Lung cancer is a disease of uncontrolled cell growth in tissues of the lung. This growth may lead to metastasis, which is the invasion of adjacent tissue and infiltration beyond the lungs. The vast majority of primary lung cancers are carcinomas of the lung, derived from epithelial cells. Lung cancer, the most common cause of cancer-related death in men and the second most common in women (after breast cancer), is responsible for 1.3 million deaths worldwide annually. The most common symptoms are shortness of breath, coughing (including coughing up blood), and weight loss.

The main types of lung cancer are small cell lung carcinoma and non-small cell lung carcinoma. This distinction is important, because the treatment varies; non-small cell lung carcinoma (NSCLC) is sometimes treated with surgery, while small cell lung carcinoma (SCLC) usually responds better to chemotherapy and radiation. The most common cause of lung cancer is long-term exposure to tobacco smoke.

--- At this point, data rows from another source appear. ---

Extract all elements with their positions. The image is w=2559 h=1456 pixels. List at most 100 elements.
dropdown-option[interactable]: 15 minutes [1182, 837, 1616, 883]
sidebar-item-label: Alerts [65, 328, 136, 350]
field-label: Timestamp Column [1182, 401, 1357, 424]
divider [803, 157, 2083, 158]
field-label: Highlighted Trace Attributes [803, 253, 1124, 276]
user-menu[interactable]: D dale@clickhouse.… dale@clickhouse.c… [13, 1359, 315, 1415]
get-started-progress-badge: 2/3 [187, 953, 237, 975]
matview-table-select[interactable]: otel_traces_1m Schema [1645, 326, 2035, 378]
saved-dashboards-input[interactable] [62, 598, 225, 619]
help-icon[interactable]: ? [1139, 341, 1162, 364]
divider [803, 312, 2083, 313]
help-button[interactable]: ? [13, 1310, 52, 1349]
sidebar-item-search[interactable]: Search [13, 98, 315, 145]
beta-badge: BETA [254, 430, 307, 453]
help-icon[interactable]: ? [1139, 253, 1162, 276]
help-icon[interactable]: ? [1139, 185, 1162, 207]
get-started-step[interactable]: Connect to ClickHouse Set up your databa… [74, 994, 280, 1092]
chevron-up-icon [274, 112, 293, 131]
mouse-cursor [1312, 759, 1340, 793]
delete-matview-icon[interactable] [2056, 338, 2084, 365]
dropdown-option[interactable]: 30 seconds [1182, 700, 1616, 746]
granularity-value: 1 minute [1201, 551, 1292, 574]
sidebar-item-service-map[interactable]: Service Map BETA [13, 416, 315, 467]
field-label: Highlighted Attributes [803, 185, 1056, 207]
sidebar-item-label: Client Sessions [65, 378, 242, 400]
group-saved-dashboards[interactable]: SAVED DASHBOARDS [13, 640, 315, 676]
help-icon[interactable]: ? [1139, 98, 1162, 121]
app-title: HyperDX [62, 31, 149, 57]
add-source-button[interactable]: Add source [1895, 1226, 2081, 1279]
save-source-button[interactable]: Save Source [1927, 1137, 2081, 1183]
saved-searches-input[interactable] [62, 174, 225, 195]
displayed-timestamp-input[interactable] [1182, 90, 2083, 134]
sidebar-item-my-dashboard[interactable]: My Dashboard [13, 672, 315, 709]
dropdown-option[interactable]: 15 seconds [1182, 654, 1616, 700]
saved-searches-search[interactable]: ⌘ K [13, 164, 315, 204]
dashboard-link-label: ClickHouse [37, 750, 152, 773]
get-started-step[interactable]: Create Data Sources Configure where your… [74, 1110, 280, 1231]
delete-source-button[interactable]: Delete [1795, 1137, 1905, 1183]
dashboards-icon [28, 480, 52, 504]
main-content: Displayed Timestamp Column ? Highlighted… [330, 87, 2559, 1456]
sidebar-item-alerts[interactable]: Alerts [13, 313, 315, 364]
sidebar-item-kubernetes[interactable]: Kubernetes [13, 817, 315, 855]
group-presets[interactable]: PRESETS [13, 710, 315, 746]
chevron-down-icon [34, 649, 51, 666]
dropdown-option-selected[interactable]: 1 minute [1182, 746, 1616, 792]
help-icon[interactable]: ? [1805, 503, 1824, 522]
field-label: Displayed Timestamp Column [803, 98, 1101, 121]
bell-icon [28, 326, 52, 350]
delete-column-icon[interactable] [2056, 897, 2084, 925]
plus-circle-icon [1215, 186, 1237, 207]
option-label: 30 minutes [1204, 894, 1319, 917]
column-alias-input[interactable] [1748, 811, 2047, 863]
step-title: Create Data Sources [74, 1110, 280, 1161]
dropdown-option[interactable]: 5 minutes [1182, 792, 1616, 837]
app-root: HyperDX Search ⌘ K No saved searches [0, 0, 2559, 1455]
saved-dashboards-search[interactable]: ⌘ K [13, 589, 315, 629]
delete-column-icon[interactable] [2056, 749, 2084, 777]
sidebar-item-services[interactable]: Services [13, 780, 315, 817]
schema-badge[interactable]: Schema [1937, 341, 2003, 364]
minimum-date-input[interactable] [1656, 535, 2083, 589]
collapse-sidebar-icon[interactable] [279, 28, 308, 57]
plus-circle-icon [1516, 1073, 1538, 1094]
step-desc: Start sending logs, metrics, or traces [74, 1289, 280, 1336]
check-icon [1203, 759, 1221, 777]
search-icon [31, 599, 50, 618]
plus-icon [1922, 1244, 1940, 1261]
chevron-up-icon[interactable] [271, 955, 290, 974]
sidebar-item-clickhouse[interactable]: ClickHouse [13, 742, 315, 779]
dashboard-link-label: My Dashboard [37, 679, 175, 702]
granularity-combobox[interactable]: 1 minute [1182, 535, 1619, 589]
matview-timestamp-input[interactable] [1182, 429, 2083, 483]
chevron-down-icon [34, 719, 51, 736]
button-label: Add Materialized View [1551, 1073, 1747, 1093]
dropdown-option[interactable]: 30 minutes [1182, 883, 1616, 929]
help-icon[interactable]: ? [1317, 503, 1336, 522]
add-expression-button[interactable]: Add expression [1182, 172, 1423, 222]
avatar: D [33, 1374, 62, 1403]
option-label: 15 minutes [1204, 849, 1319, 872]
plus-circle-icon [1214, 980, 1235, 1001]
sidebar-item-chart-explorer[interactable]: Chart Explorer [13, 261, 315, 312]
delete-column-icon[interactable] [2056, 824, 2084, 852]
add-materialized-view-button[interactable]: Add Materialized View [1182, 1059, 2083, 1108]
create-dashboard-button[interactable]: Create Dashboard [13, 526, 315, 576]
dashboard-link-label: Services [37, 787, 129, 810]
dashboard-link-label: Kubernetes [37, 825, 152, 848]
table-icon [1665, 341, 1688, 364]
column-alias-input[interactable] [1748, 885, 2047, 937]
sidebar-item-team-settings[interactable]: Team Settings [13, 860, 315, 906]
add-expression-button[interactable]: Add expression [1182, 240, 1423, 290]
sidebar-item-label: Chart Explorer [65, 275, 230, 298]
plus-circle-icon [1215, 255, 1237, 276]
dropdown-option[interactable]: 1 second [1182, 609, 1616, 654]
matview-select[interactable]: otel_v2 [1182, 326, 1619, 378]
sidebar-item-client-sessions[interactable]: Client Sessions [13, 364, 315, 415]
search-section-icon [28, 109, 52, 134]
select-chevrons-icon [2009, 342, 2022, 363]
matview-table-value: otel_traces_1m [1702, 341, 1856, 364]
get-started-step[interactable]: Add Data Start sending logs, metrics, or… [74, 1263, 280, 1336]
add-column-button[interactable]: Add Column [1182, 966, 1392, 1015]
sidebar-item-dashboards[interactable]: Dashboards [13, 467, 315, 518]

The occurrence of lung cancer in nonsmokers, who account for as many as 15% of cases , is often attributed to a combination of genetic factors, radon gas, asbestos, and air pollution, including secondhand smoke.

Lung cancer may be seen on chest radiograph and computed tomography (CT scan). The diagnosis is confirmed with a biopsy. This is usually performed via bronchoscopy or CT-guided biopsy. Treatment and prognosis depend upon the histological type of cancer, the stage (degree of spread), and the patient's performance status. Possible treatments include surgery, chemotherapy, and radiotherapy. With treatment, the five-year survival rate is 14%.